BROOKE GLADSTONE: Hadden died in a Brooklyn hospital, age 31, maybe because of a strep infection that damaged his heart, maybe because of alcoholism, some said. Someone in your book even suggested that he died, at least partly, of boredom.
ISAIAH WILNER:
It was clear that Hadden was wasting away. The doctors were desperate to help him, but they had no idea what they could do. And it was at this time that Luce came to Hadden's deathbed, and the rumor that went through Time in later years was that Luce came at that moment and asked Hadden to sell him enough shares in Time Inc. to ensure Luce's majority control of the company. All that we know is that Hadden, at that moment, brought in his roommate and asked him to write up a will. He was so weak that he could only sign with a hash mark. And he said that none of his stock in Time Inc. should be sold for 49 years, because Hadden believed the company would be a success, but if his will were to be followed to the letter, Luce would never really be able to run the company. Well, actually, when Hadden died, there was a black notebook that was found among his things, and on one page, titled "Expansion," he had written all of his ideas for the future of the company. This included the idea for Sports Illustrated, Life, to expand Time onto the cinema and onto the radio. All of these ideas were followed through on in the next several years, and yet this black notebook was folded into Time's archive, and nobody really knew that it existed.
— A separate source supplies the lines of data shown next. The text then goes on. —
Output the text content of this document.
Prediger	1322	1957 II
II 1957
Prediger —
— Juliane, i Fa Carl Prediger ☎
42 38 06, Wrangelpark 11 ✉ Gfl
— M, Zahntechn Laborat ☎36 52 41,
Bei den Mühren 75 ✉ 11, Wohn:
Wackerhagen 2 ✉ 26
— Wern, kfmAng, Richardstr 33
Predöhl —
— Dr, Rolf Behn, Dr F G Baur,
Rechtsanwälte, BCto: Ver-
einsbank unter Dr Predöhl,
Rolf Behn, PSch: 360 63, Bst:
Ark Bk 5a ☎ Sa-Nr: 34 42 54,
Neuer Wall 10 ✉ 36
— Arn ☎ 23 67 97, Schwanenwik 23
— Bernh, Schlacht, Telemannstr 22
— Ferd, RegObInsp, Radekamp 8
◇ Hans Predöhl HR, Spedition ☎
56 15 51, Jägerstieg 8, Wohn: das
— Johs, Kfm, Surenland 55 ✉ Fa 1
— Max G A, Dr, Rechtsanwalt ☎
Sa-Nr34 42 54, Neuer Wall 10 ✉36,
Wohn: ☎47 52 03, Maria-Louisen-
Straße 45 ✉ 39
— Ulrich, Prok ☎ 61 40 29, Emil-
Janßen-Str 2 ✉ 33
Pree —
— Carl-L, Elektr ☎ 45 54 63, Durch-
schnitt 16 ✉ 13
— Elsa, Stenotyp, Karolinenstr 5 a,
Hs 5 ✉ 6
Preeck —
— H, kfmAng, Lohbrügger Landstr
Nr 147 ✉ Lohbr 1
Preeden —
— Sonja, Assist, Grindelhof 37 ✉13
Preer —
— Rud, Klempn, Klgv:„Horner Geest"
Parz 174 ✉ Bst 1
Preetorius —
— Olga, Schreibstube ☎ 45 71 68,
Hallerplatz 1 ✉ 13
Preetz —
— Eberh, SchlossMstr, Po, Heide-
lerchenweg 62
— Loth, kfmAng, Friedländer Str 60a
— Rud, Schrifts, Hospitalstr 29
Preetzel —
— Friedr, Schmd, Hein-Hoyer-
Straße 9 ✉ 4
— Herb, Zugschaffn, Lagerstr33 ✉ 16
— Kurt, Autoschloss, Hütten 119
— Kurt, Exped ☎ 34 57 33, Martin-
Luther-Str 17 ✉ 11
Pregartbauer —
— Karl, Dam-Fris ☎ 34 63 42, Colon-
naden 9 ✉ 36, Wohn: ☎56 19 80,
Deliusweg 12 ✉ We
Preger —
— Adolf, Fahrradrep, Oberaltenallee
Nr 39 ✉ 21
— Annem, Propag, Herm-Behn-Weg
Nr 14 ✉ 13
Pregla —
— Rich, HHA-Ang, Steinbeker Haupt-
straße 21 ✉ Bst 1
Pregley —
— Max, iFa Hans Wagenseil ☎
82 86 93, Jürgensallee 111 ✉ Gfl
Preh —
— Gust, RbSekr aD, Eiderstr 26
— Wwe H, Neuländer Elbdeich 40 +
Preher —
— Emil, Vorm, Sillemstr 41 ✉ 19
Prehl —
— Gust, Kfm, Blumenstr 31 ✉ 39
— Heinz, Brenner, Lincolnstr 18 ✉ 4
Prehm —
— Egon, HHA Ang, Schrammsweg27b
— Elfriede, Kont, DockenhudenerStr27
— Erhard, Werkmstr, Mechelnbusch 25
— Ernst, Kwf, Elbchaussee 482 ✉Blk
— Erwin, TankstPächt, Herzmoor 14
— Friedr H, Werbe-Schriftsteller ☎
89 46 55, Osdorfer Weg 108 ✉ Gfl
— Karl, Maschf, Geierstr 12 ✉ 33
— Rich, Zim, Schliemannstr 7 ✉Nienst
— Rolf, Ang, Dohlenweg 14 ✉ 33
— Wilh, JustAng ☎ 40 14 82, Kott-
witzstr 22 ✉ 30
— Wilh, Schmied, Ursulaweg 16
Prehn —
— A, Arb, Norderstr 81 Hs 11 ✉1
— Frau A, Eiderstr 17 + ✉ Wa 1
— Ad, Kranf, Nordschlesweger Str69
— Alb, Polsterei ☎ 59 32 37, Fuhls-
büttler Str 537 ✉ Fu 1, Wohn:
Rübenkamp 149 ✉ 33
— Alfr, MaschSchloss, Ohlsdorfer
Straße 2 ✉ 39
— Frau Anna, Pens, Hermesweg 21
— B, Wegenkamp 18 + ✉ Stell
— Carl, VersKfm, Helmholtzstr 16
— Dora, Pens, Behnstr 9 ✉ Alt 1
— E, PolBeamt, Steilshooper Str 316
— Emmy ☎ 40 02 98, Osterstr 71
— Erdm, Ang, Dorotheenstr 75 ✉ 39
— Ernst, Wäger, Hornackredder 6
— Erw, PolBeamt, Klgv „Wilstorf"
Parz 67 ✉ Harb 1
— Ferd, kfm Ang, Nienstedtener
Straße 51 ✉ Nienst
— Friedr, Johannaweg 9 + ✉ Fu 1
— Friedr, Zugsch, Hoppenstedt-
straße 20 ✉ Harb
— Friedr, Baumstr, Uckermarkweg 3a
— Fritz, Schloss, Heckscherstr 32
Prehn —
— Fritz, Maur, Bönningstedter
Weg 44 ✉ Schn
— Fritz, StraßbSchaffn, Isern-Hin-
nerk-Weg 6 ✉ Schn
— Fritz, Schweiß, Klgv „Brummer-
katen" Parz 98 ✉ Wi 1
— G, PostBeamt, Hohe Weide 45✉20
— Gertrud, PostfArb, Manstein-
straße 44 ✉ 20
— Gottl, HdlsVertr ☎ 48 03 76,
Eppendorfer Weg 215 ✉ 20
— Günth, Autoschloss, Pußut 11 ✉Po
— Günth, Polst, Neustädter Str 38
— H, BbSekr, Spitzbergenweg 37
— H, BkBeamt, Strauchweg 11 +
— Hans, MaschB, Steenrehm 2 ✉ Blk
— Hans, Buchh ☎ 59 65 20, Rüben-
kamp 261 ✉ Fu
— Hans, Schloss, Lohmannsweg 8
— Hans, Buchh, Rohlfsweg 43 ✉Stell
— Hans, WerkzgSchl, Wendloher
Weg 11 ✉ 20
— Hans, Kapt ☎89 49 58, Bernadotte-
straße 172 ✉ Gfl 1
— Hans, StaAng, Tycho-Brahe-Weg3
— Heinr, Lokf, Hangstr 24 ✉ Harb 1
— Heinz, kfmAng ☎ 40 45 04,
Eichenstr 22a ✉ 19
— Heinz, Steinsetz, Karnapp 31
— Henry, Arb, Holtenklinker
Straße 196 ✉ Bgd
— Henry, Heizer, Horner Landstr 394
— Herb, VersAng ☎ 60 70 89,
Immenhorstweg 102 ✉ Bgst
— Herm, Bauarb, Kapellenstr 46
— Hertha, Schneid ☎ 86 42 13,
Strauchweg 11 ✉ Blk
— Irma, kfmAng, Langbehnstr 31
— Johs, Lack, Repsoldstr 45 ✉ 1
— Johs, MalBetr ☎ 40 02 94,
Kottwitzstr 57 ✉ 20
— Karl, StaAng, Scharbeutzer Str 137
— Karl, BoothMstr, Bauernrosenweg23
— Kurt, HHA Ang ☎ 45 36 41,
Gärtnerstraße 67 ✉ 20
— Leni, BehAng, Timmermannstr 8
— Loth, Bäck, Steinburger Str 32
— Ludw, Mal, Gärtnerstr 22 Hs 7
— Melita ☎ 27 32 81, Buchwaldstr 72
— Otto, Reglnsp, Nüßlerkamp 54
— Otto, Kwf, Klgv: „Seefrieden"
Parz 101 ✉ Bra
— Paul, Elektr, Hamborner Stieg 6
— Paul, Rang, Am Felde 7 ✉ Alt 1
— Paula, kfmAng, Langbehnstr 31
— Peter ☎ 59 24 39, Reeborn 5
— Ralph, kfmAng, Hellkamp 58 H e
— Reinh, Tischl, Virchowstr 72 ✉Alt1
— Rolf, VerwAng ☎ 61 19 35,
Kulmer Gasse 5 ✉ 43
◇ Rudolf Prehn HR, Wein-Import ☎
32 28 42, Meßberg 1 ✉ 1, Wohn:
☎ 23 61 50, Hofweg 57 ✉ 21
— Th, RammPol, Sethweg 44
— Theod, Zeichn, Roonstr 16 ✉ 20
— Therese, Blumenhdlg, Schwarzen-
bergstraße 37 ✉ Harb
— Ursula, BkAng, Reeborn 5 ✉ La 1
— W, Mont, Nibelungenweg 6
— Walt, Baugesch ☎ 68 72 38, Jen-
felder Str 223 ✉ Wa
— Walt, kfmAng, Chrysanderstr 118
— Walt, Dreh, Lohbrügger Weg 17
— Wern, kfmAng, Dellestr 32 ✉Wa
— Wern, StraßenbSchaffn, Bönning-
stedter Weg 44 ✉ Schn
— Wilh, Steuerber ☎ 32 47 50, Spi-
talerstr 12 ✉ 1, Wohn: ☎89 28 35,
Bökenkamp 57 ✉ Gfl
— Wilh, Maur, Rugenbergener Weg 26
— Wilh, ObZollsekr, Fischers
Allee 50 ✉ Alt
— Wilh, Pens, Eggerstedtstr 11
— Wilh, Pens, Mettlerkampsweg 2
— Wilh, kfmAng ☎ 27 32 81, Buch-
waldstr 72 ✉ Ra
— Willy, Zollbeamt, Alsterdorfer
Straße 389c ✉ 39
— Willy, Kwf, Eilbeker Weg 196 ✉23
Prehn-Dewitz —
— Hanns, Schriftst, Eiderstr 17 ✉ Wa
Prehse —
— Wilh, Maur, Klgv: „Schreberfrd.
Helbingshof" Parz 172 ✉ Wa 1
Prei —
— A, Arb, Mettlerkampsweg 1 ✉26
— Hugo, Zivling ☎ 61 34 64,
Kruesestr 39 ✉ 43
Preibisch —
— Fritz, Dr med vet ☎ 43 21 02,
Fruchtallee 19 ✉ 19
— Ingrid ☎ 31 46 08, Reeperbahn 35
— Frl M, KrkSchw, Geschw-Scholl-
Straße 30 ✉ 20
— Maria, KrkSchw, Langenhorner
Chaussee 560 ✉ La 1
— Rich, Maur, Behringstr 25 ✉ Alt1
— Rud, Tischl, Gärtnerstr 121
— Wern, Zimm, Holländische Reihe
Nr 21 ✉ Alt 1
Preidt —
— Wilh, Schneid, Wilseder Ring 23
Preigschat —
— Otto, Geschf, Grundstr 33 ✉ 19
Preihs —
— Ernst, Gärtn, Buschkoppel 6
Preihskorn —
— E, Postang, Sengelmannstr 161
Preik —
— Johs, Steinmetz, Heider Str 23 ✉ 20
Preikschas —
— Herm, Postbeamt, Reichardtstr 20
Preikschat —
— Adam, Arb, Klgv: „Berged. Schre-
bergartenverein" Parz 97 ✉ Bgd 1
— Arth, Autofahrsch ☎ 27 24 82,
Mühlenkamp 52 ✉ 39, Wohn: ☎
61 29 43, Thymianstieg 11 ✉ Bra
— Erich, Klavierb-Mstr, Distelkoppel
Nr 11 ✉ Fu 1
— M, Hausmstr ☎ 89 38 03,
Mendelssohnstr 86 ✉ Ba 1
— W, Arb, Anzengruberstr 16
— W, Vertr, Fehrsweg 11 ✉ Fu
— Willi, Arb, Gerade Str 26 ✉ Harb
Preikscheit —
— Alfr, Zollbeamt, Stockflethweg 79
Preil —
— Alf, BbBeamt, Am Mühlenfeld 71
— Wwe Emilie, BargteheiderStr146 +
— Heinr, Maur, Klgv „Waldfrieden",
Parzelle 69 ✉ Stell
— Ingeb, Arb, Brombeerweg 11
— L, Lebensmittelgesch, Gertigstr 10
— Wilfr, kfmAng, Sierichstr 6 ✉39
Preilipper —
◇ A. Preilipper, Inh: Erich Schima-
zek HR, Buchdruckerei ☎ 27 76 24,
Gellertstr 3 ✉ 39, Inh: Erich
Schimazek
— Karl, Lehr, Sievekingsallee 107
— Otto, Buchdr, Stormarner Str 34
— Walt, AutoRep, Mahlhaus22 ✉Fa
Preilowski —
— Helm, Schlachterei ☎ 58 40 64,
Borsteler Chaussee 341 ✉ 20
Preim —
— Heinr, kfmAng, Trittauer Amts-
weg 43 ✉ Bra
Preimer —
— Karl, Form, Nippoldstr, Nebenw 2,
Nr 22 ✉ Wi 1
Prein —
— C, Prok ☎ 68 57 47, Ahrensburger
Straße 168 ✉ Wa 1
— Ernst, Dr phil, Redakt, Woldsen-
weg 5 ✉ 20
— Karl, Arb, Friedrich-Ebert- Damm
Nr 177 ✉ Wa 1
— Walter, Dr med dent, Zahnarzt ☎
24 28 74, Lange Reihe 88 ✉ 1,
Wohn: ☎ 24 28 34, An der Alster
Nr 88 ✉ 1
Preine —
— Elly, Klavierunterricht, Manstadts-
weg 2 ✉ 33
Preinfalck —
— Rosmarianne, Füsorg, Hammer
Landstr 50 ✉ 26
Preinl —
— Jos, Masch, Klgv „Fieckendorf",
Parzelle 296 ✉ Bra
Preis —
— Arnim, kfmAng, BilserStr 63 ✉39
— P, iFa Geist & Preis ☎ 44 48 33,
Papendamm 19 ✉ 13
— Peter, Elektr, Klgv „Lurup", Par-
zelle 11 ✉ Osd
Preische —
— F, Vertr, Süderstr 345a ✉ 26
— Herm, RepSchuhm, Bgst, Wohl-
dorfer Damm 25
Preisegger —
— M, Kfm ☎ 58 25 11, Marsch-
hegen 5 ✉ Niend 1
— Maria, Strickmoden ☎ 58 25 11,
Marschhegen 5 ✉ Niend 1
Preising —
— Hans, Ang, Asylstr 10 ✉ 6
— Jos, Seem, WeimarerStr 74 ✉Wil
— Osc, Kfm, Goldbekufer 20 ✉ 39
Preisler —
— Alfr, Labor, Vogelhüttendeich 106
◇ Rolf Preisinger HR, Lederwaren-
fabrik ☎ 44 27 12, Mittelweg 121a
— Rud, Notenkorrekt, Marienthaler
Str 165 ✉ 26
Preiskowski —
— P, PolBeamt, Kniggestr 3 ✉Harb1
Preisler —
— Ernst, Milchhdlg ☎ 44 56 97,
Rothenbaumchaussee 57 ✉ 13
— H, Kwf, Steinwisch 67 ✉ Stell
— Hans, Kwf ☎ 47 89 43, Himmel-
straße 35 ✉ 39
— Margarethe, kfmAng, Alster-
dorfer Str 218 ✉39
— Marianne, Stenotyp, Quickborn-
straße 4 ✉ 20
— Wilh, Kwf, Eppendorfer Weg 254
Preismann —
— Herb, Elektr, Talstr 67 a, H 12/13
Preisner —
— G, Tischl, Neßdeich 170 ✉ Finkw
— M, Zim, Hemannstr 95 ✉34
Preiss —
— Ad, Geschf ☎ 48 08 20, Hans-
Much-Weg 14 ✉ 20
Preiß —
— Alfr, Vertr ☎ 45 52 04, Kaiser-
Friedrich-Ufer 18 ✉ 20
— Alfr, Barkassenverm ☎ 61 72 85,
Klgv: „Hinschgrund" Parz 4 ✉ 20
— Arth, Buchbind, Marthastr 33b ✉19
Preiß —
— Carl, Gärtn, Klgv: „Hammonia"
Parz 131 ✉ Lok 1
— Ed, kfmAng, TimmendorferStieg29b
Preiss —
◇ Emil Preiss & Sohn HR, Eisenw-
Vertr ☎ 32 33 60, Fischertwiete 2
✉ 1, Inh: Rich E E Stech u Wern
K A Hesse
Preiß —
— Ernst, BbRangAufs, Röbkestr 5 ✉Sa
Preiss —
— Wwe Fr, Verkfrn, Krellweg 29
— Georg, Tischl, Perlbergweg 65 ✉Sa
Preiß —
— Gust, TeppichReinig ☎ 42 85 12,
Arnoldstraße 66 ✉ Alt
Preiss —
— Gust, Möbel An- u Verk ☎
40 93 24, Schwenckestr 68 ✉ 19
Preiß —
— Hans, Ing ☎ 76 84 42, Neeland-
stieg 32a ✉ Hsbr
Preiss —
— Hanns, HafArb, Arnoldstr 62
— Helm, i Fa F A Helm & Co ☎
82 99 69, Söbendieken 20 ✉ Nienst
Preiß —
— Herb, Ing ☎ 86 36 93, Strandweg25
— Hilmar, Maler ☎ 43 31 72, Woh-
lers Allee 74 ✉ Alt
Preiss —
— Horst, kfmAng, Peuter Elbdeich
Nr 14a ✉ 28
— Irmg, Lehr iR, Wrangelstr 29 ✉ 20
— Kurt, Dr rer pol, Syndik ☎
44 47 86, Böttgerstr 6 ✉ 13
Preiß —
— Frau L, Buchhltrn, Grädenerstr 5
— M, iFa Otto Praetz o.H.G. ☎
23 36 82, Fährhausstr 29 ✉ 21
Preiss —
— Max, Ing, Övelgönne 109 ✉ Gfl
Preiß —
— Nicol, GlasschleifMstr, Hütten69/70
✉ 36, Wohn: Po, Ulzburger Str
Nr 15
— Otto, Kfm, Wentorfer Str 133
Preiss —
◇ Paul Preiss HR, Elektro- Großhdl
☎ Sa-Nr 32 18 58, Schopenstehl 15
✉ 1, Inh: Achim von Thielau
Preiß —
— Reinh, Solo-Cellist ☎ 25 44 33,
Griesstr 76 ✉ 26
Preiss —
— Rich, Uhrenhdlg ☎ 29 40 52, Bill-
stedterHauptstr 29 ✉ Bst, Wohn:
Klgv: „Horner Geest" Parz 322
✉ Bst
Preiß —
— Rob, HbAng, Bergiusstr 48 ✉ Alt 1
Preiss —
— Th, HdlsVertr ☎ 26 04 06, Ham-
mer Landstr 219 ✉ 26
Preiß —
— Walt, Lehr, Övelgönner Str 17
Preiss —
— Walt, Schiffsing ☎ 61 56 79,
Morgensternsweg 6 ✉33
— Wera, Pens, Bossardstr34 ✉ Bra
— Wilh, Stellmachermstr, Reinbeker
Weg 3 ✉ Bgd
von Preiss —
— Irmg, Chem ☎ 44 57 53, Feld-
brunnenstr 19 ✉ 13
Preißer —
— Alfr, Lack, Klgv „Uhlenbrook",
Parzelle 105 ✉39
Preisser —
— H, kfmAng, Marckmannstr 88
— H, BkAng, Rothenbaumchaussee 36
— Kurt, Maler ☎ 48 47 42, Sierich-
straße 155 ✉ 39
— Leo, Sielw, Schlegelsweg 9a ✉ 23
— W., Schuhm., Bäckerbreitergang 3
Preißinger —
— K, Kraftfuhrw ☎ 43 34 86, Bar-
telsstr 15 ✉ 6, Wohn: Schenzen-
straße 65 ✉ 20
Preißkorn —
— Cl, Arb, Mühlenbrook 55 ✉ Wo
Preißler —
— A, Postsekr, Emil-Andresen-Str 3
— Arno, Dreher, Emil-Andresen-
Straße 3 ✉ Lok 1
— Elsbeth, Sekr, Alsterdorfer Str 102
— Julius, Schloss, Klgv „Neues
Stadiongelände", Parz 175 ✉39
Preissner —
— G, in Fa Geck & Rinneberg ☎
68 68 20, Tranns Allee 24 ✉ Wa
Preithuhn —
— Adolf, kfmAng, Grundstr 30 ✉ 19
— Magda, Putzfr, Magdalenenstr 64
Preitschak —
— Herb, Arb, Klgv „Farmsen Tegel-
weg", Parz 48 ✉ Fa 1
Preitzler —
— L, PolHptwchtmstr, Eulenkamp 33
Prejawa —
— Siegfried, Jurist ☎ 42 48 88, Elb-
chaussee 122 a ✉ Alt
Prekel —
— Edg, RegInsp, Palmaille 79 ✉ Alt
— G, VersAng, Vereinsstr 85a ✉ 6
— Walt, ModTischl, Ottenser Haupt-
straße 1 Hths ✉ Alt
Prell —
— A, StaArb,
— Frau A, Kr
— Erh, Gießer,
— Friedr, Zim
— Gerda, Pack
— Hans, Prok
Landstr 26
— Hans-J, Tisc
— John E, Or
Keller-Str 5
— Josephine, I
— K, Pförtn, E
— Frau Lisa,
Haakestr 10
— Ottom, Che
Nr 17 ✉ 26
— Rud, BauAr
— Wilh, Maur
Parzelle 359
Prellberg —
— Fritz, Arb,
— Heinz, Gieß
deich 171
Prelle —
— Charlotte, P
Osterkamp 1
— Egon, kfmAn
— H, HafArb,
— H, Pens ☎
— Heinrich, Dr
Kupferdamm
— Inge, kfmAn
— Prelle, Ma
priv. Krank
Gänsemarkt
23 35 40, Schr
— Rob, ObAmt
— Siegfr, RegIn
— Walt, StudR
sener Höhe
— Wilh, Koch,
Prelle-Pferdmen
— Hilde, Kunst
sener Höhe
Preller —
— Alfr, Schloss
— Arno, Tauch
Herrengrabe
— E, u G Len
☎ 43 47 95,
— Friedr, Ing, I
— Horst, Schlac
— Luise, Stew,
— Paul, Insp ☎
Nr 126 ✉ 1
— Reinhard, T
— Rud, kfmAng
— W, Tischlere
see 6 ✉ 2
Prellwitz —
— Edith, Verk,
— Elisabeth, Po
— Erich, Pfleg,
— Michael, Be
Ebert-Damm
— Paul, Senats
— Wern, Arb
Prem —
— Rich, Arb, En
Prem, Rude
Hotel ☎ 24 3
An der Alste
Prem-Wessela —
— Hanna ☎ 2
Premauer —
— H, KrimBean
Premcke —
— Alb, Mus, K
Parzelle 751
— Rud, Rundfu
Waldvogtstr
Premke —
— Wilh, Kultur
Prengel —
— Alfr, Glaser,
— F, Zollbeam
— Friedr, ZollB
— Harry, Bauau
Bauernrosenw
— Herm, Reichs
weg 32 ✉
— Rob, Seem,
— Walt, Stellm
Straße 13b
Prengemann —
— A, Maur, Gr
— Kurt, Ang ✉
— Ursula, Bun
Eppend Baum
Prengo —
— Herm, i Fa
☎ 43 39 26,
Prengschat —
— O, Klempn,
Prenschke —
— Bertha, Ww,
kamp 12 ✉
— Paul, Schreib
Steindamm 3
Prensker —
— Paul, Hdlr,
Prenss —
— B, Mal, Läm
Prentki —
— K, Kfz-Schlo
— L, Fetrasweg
BROOKE GLADSTONE: How, in the end, did Henry Luce bury - and I mean really bury - Briton Hadden?
ISAIAH WILNER: Well, Luce was heartbroken by the loss of Hadden, but within two weeks of Hadden's death, Luce had actually taken Hadden's name off the masthead of Time Magazine. Within a year, Luce had broken Hadden's will. He kept a lot of the stock for himself, but he distributed many shares to his closest friends and allies, so that ensured his permanent control of the company. And then, for the next 19 years, he never said anything about Hadden. Finally, after 20 years, he did publish a book about Hadden, and that's when the fiction began to spread that Henry Luce was equally responsible for the idea for Time. He never really talked about Hadden's genius. Hadden had not only come up with the idea, he had hired all of the writers, developed the writing style, and um, it's strange that this would happen, because they were such great friends.
BROOKE GLADSTONE: All right, Isaiah, thank you very much.
ISAIAH WILNER: Thank you.
BROOKE GLADSTONE: Isaiah Wilner is the author of The Man Time Forgot.